Astet (/fr/) is a commune in the Ardèche department in the Auvergne-Rhône-Alpes region of southern France.

==Geography==
Astet is located some 30 km west by north-west of Aubenas and 15 km east by south-east of Langogne. Access to the commune is by Route nationale N102 from Lanarce in the north-west passing through the north of the commune and continuing over the Col de la Chavade in the centre of the commune then south-east to Mayres. The N102 is a heavily used road between the Rhône Valley and the Massif Central. There is also the D239 coming from Saint-Cirgues-en-Montagne in the north-east passing through the centre of the commune, crossing the N102 at the Col de la Chavade and continuing south to join the D19. The village is located in the east of the commune and is reached by a short but tortuous road from the N102. Apart from the village there is also the hamlet of Sedassier to the south-east. The commune covers 3,445 hectares with the highest point at Les Valadous at 1,548m.

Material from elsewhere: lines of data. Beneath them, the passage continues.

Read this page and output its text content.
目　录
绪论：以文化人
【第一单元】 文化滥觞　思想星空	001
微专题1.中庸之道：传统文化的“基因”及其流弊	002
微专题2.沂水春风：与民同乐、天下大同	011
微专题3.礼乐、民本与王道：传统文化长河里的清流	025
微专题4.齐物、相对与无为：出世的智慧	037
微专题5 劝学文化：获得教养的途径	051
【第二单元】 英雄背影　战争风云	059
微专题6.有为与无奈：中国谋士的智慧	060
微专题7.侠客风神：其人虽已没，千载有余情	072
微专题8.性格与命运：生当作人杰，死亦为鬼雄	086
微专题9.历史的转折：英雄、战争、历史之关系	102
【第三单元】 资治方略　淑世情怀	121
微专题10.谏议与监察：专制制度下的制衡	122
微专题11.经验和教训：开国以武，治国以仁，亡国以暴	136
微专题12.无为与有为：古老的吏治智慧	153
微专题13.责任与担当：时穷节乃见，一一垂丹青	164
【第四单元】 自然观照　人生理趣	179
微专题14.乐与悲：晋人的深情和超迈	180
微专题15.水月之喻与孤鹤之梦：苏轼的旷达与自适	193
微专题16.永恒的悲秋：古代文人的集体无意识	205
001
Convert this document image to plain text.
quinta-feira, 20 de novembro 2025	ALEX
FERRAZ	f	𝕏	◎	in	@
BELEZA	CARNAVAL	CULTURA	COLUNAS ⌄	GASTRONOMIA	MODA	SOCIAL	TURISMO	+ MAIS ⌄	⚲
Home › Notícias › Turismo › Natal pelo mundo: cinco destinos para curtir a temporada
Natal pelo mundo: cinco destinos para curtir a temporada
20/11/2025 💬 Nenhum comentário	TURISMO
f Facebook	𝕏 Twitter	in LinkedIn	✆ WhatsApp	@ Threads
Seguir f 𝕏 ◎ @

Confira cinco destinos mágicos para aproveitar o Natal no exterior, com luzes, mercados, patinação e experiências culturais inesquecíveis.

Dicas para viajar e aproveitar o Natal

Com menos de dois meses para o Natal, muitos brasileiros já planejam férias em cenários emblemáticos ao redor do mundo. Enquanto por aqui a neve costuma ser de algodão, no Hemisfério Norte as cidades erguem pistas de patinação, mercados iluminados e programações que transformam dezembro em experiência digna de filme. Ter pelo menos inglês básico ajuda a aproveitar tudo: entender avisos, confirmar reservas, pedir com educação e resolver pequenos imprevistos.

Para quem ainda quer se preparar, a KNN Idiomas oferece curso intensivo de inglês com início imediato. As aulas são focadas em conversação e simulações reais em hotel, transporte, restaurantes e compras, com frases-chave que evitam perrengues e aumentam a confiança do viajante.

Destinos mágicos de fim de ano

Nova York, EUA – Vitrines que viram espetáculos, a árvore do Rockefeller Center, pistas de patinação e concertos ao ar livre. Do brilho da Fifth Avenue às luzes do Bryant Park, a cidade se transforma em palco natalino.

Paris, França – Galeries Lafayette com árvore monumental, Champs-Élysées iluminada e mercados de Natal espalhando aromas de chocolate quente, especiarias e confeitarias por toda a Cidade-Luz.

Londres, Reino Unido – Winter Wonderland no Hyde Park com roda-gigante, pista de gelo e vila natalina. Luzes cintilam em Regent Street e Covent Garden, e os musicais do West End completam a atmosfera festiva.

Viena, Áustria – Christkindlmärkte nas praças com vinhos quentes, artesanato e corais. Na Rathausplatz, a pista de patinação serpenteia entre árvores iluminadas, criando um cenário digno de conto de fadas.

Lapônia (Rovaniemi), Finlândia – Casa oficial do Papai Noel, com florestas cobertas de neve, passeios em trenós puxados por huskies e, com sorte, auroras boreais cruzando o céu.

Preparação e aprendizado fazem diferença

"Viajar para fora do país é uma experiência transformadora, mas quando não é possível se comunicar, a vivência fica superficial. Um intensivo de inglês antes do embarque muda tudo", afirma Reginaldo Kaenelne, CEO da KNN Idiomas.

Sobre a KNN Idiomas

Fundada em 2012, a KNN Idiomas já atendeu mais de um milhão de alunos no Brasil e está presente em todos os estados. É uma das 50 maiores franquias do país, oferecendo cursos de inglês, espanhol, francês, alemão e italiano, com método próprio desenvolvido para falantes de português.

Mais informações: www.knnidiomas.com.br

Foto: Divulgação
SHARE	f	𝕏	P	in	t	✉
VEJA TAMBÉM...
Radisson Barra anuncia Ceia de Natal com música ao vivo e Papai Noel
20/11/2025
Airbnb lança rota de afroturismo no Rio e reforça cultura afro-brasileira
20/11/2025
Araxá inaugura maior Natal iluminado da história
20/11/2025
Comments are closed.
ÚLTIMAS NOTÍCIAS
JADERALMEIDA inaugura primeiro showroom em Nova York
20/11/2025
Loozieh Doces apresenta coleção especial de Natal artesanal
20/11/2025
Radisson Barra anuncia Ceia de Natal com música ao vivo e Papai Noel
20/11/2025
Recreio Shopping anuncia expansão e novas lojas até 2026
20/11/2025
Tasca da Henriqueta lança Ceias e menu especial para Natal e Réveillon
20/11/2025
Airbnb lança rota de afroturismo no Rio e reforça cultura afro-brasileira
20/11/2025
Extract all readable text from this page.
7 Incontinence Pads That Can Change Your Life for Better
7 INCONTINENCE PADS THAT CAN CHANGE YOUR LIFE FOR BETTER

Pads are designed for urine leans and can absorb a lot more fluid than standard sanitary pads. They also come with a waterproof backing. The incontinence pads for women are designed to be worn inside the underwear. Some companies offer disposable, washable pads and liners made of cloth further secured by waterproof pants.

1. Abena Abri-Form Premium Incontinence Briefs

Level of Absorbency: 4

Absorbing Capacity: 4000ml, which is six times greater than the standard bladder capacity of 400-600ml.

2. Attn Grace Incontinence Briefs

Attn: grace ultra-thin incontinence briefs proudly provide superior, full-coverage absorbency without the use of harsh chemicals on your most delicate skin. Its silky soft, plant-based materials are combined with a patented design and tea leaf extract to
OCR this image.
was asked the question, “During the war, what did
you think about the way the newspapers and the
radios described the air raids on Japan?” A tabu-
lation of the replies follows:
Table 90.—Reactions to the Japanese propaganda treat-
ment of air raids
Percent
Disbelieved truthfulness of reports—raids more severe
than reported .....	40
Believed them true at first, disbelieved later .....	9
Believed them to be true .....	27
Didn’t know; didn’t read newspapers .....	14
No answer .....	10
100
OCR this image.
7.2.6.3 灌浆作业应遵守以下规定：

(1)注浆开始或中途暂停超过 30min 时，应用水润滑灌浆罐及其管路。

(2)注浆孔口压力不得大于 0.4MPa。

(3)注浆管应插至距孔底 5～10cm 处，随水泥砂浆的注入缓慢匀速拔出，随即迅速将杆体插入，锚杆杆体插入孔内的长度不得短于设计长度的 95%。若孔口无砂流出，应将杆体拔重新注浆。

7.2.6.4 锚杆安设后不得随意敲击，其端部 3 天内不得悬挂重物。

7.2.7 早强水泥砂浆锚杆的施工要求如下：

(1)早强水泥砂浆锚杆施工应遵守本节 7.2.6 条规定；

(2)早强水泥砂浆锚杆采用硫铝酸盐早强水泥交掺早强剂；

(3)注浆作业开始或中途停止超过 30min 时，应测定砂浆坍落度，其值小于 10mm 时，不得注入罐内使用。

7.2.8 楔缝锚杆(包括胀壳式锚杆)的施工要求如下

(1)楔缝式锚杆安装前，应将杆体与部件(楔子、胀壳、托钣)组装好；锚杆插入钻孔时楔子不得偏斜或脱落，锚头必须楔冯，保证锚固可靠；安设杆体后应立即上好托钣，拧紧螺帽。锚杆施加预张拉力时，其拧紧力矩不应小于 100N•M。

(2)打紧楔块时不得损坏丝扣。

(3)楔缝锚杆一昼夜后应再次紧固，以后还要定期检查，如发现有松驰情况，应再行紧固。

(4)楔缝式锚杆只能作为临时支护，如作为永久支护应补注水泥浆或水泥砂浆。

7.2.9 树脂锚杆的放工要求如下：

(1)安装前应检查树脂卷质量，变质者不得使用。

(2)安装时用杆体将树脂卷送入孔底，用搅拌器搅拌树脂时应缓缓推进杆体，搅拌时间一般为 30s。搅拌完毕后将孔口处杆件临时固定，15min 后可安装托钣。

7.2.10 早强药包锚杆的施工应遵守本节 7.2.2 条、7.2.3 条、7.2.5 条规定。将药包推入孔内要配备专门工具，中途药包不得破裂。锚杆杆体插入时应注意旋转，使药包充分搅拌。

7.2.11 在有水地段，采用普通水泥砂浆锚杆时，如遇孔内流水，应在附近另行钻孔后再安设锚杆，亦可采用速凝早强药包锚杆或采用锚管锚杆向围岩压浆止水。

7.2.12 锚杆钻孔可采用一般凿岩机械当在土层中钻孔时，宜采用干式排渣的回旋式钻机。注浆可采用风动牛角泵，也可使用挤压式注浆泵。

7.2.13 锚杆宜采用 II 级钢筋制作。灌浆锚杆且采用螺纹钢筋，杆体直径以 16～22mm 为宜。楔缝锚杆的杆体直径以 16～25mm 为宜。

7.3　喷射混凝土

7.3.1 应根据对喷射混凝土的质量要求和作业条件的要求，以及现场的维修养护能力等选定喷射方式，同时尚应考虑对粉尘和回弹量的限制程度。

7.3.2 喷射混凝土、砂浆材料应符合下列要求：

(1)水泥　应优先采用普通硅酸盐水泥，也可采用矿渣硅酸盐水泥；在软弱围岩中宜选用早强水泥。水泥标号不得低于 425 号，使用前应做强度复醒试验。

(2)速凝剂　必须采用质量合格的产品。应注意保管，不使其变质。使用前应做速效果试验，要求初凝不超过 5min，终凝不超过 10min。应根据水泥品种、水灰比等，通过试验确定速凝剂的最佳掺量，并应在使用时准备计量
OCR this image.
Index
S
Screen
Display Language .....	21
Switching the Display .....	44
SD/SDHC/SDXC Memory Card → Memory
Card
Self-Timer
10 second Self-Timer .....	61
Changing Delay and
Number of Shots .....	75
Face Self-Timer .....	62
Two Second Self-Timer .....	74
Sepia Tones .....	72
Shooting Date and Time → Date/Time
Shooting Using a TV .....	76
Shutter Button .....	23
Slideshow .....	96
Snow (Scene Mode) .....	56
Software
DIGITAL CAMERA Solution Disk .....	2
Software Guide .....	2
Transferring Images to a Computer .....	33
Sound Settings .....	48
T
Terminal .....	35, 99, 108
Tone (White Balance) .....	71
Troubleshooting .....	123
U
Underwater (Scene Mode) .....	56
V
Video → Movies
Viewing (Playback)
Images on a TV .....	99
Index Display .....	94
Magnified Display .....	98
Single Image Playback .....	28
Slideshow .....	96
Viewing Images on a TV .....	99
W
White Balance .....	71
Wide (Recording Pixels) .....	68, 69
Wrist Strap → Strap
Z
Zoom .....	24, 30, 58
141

The Ardèche river has its source in the centre of the commune and it flows south-west gathering many tributaries in the commune: the Ruisseau des Chaplades, the Ruisseau de Paillayre, the Ruisseau de Pierne, the Ruisseau de la Bessede, the Ruisseau de Fiagouse, the Ruisseau des Gardettes, the Ruisseau de Pierne, and the Ruisseau de la Bessede. It begins its journey to join the Rhône at Pont-Saint-Esprit in Astet. The Espezonnette rises in the south of the commune with many tributaries: the Ruisseau de la Ferme, the Ruisseau du Gouffre, the Ruisseau de Montgros, and the Ruisseau de l'Ane. It flows north forming a small part of the northern border before continuing to join the Allier just south of the Langogne-Lesperon Aerodrome.

==History==
First established as a parish in 1770, Astet became a commune in 1907 by separating from the large commune of Mayres. Astet had over 500 inhabitants in 1911 but this has decreased to 41 in 2010. The First World War resulted in a reduction in population then the desertification of the land in the 1950s.

==Administration==

List of Successive Mayors

| From | To | Name |
|---|---|---|
| 1989 | current | Christian Vidal |

==Demography==
The inhabitants of the commune are known as Asténiens or Asténiennes in French.

==Sites and monuments==
- Les Valadous the highest point in the Serre de la Croix de Bauzon at 1,548m.
- Col de la Chavade
- Col du Pendu
- La Chavade-Bel-Air Ski Resort
- A Church from the 19th century
- The source of the Ardèche river in the Mazan Forest
- Wind turbines operated by Électricité de France

The GR7 path passes through the centre of the commune parallel with the D239.